You have what you believe to be a winning premise, one that’s fresh enough to captivate an audience and the legs to sustain a feature runtime. The problem is, you don’t want to miswrite it. You don’t want to waste your big idea on an attempt that lacks good characterization, proper pace, interesting dialogue and a logical structure. After all, the more stabs you take at a good premise, the harder it becomes.
Screenwriting is a complex and, ultimately, personal experience, and sharing “universal advice” about the process can often be folly. But there are tenets of screenwriting that every writer, regardless of age or experience, should keep in mind, tenets that shape a successful script. The following tips, along with a robust mentorship and scrupulous editing should help you get a start in Hollywood’s business of writing for the silver screen. Here’s how to strike gold!
Build Out From Your Characters
Characterization is the single most important element of a screenplay – it’s what gives the picture its driving force, its stakes, its audience surrogate and its central conflicts. Ground your characters in real, 3-dimensional traits, taking care not to paint caricatures. For instance, say you have an auto mechanic – it would be uninteresting to make them just a Long Island-type jock; it would be more interesting to make them a hopeless romantic, a game show fanatic, a budding poet… you get the idea. Go for unexpected characterizations, and build the story out from there.
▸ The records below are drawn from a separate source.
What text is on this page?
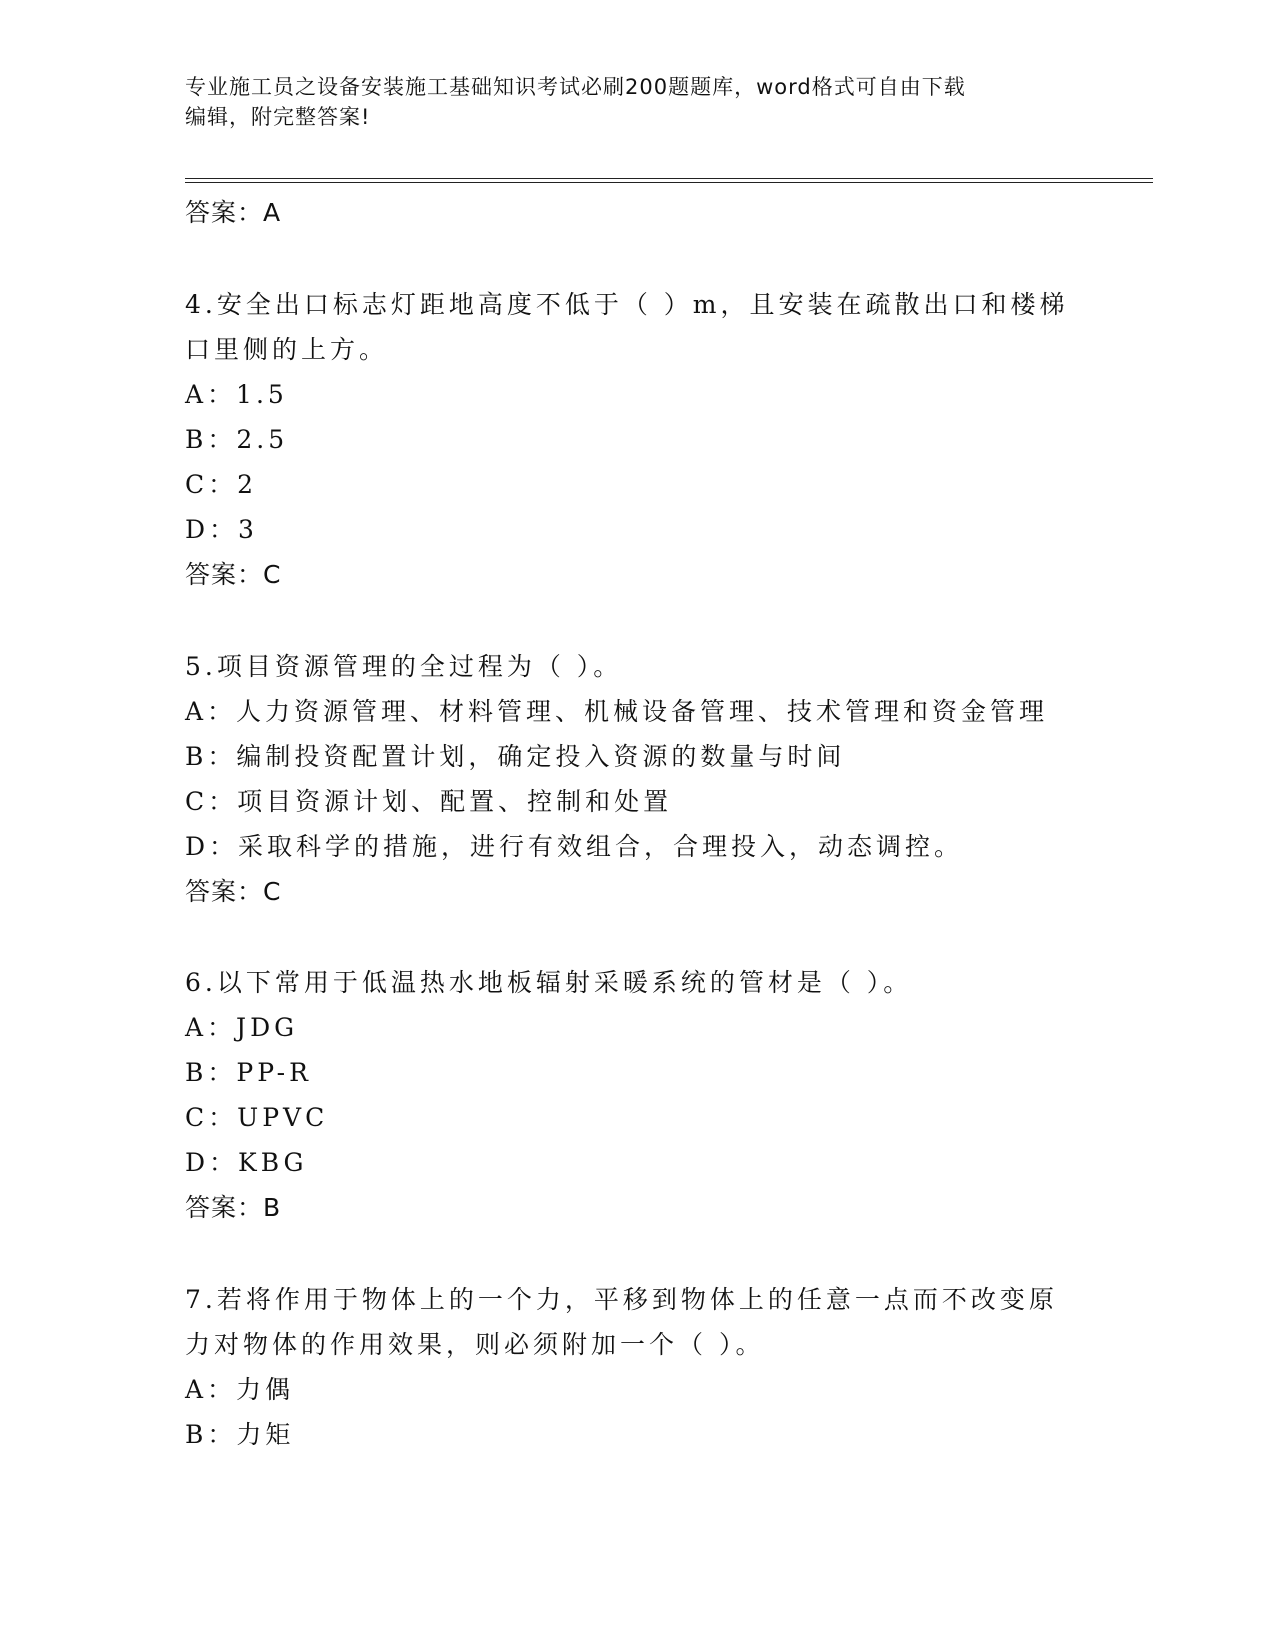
专业施工员之设备安装施工基础知识考试必刷200题题库，word格式可自由下载
编辑，附完整答案!
答案：A
4.安全出口标志灯距地高度不低于（ ）m，且安装在疏散出口和楼梯
口里侧的上方。
A：1.5
B：2.5
C：2
D：3
答案：C
5.项目资源管理的全过程为（ ）。
A：人力资源管理、材料管理、机械设备管理、技术管理和资金管理
B：编制投资配置计划，确定投入资源的数量与时间
C：项目资源计划、配置、控制和处置
D：采取科学的措施，进行有效组合，合理投入，动态调控。
答案：C
6.以下常用于低温热水地板辐射采暖系统的管材是（ ）。
A：JDG
B：PP-R
C：UPVC
D：KBG
答案：B
7.若将作用于物体上的一个力，平移到物体上的任意一点而不改变原
力对物体的作用效果，则必须附加一个（ ）。
A：力偶
B：力矩
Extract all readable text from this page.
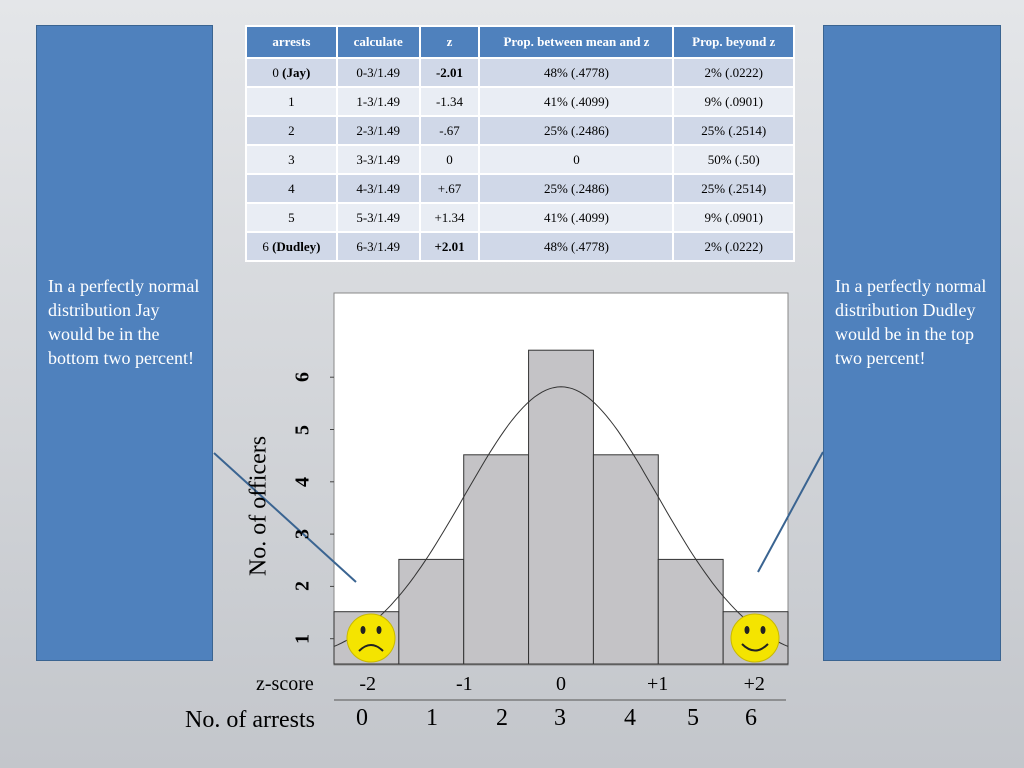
In a perfectly normal distribution Jay would be in the bottom two percent!
In a perfectly normal distribution Dudley would be in the top two percent!
arrests	calculate	z	Prop. between mean and z	Prop. beyond z
0 (Jay)	0-3/1.49	-2.01	48% (.4778)	2% (.0222)
1	1-3/1.49	-1.34	41% (.4099)	9% (.0901)
2	2-3/1.49	-.67	25% (.2486)	25% (.2514)
3	3-3/1.49	0	0	50% (.50)
4	4-3/1.49	+.67	25% (.2486)	25% (.2514)
5	5-3/1.49	+1.34	41% (.4099)	9% (.0901)
6 (Dudley)	6-3/1.49	+2.01	48% (.4778)	2% (.0222)
1
2
3
4
5
6
No. of officers
z-score -2	-1	0	+1	+2
No. of arrests 0 1 2 3 4 5 6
Don’t Fear Formula, But Don’t Rely on It Either
Some new writers want to start writing on page one, and try their way through to the very end, with no structure or formula in place. 99.99 times out of 100, that results in a messy script. Pick up one of the seminal screenwriting formula books, like Save the Cat; read about the hero’s journey; read about how act structure translates to page numbers in Hollywood screenplays; and, while not being entirely beholden to a cookie cutter structure, follow those cues.
Don’t Force the Action
Action in a story should spin naturally out of a character’s actions, which in turn should arise naturally from a character’s motivations and proclivities. If your hopeless romantic mechanic (to use the prior example) all of a sudden blows off his date to see a baseball game, just to serve a plot point, that’s what most writers would call “forced action”. It’s not in character, and therefore only services the plot.
Listen to the Way People Really Talk (Show, Don’t Tell)
You’ve plotted out the beats and it’s time to tackle dialogue. Novice writers tend to falter here by being too forthcoming with exposition. Take the example of a police agent, who is forced to scope out a mob moss’ headquarters in her first week on the job – you could have her say on transceiver to another officer, “I’m heading into the headquarters now, but I’m nervous because I’m inexperienced”, but that would be lazy writing.
Show her nervousness, but also understand that someone who is nervous won’t always say as much – they might even say the opposite. “Stand by, I’ve got him where I want him”, she might say, although her hand, shaking as it holds the transceiver, betrays her nervousness. In writing, showing is more powerful than telling.
Give your great idea the screenplay it deserves. Use the above tips to lay the groundwork, and look into mentorship for ongoing guidance as you write your movie.